Capital makes for good reading, tough John Saul’s book from 1999, I believe, named ‘The Unconscious Civilization’ describing corporatism, and perhaps ‘Ecological Economics’, and some political philosophy about the nature of capitalism in addition to Adam Smith’s ‘The Wealth of Nations’ probably are required readings if one is to understand Smith’s idea about breaking up concentrated wealth and power latent in the Aristocracy of England in his day sufficient well empirically to think about creating a reformed constitutional democracy in the United States with a sustainable ecospheric relationship that provides and supports the means for enabling citizens to achieve their maximum inventive and productive potential that would keep them happy.
In contemporary popular economic philosophy there is generally confusion about the relation between private capital and public such that it is believed that to reform and to have a more equitable distribution of wealth private capital must be shifted to public capital and that of course is the road towards socialism. That mistaken belief readily overlooks the possibility of reforming private capital and reforming tax and business laws to assure that wealth is not concentrated and that everyone has an equal opportunity to produce and conserve capital without the problem of running into the obstruction of inherited concentrated wealth that dominates capital.

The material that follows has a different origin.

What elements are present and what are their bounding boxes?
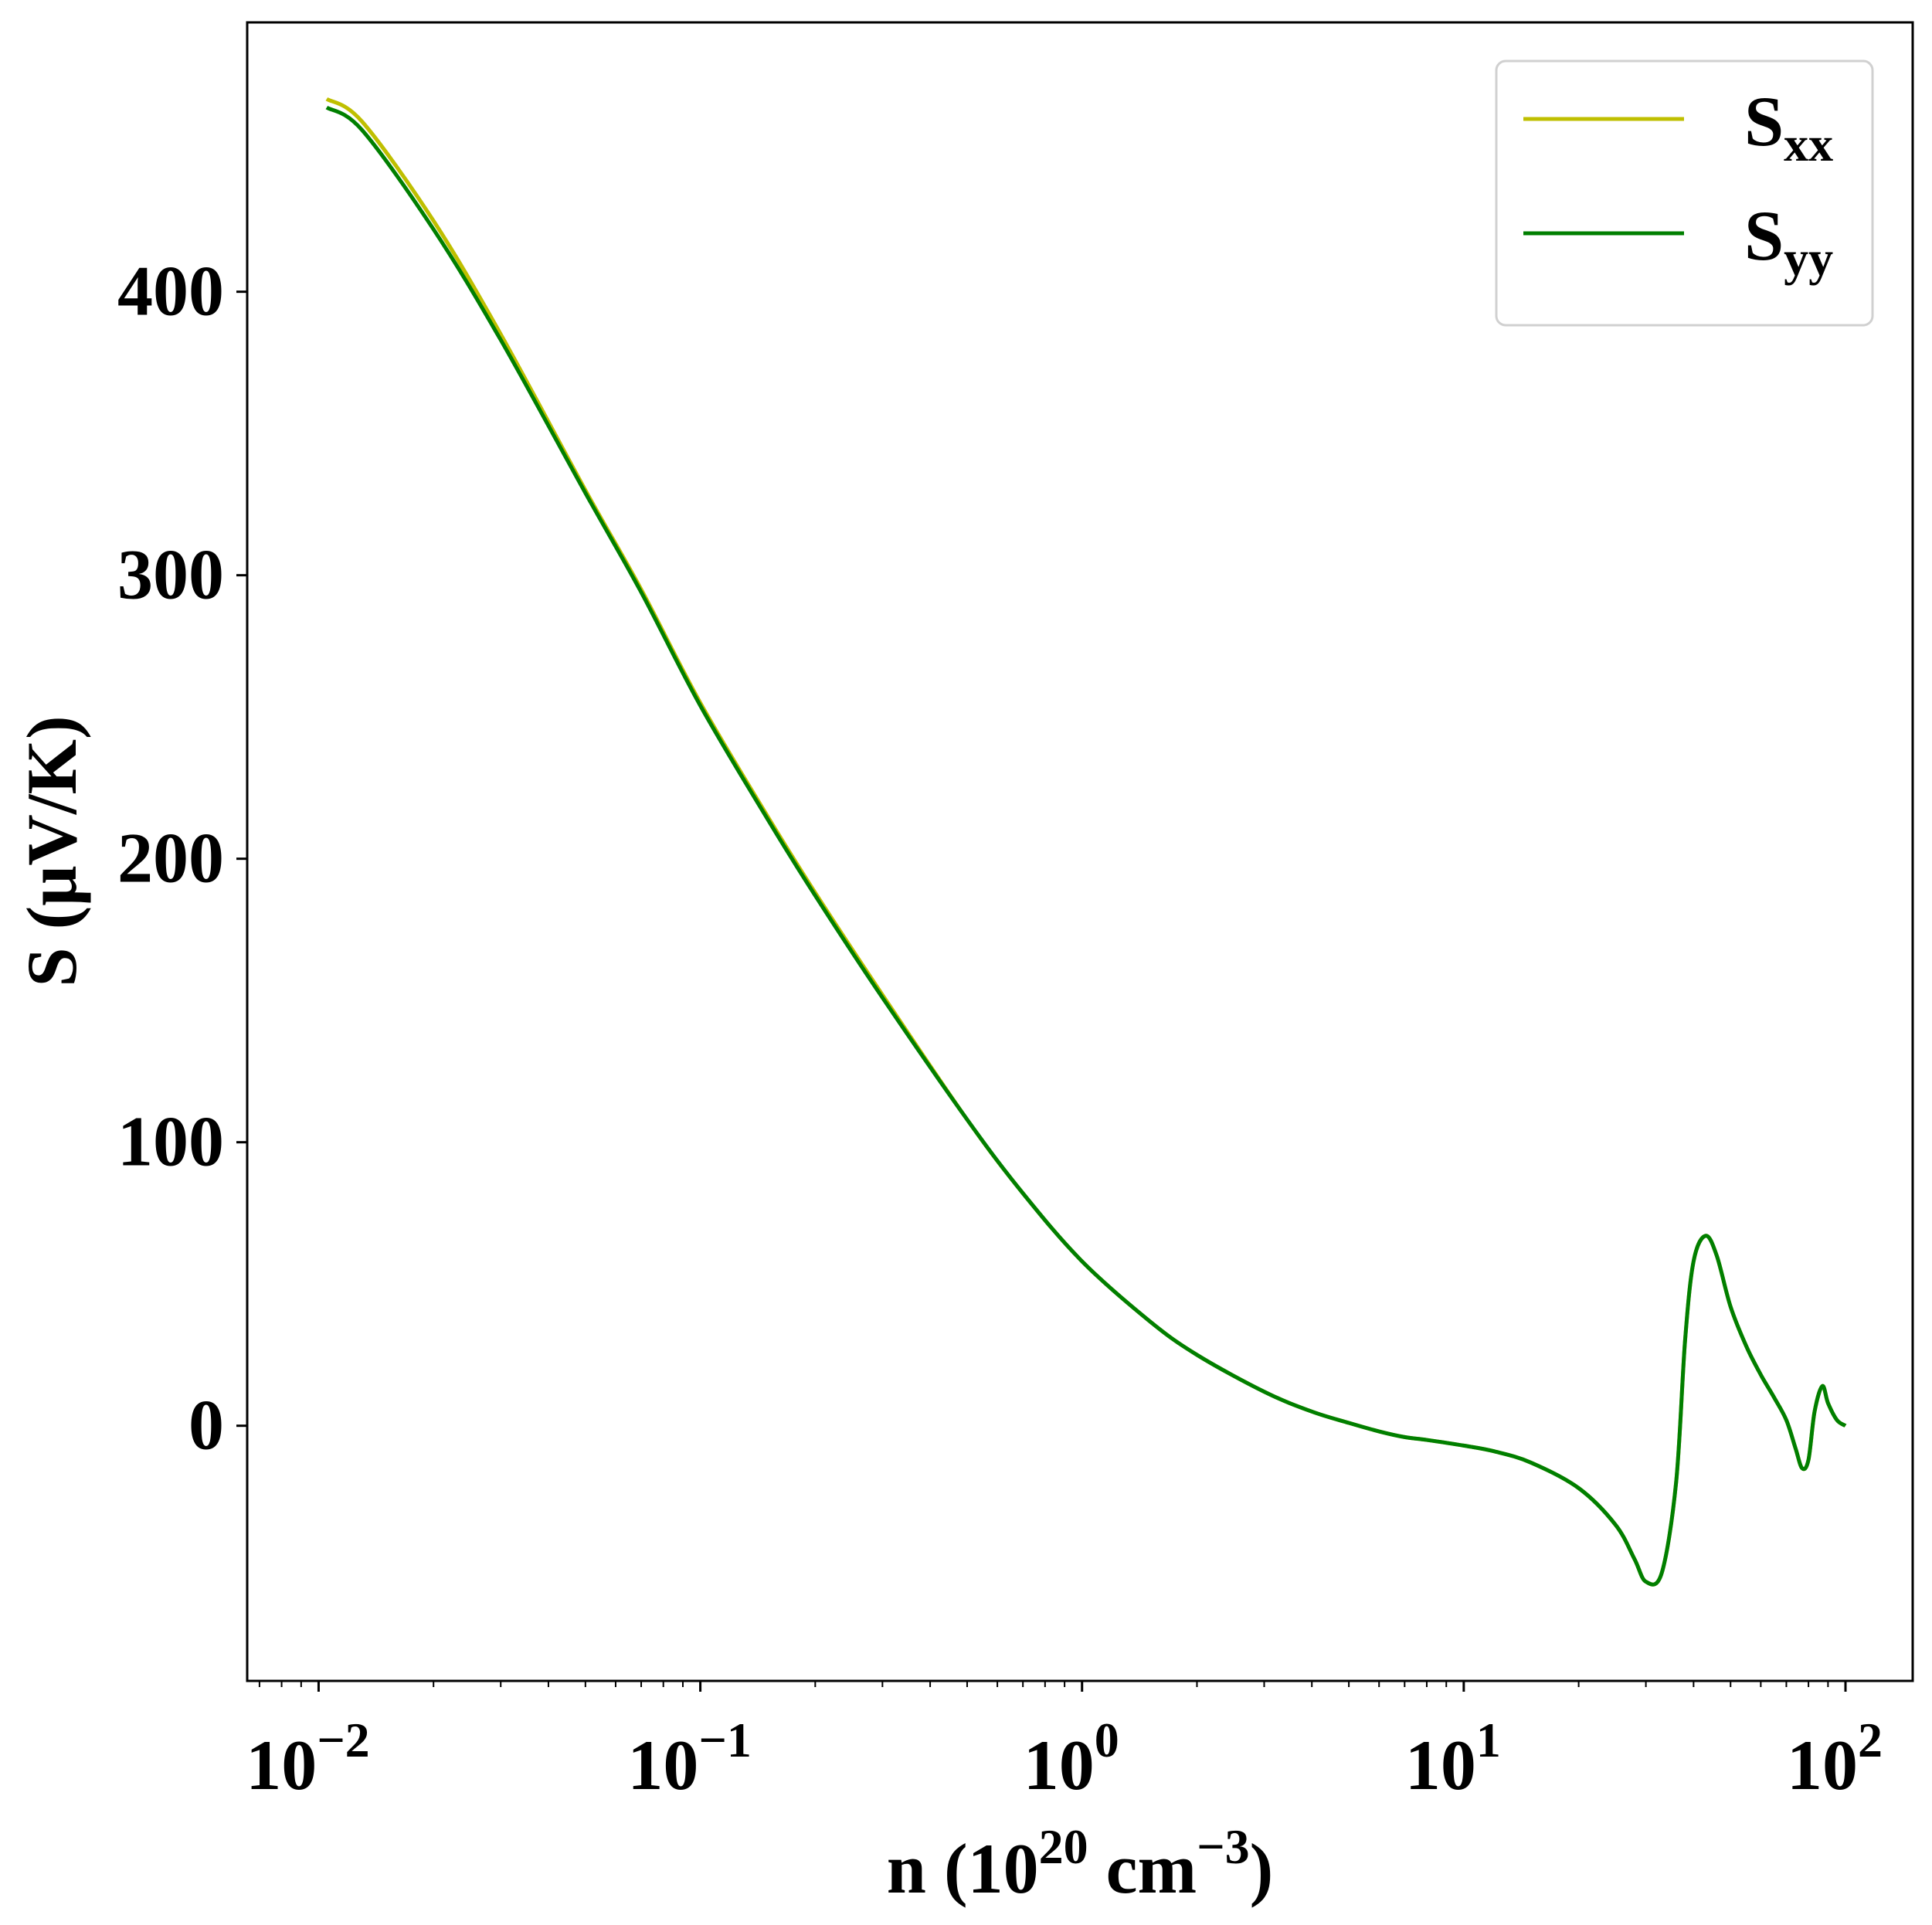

With the British invention of evolution theory a major change has occurred in support of the British method of concentrating wealth for the benefit of elites. Adam smith of course opposed and reformed that policy that is recurring now. Evolution theory made a political device appeals to every godless goon and immoral thug in the west seeking an amoral environment to exist in as a kind of amoeba without civic or moral concerns under the aristocratic supervision of behavioral evolutionary biologists. The trend isn’t good for the American paradigm.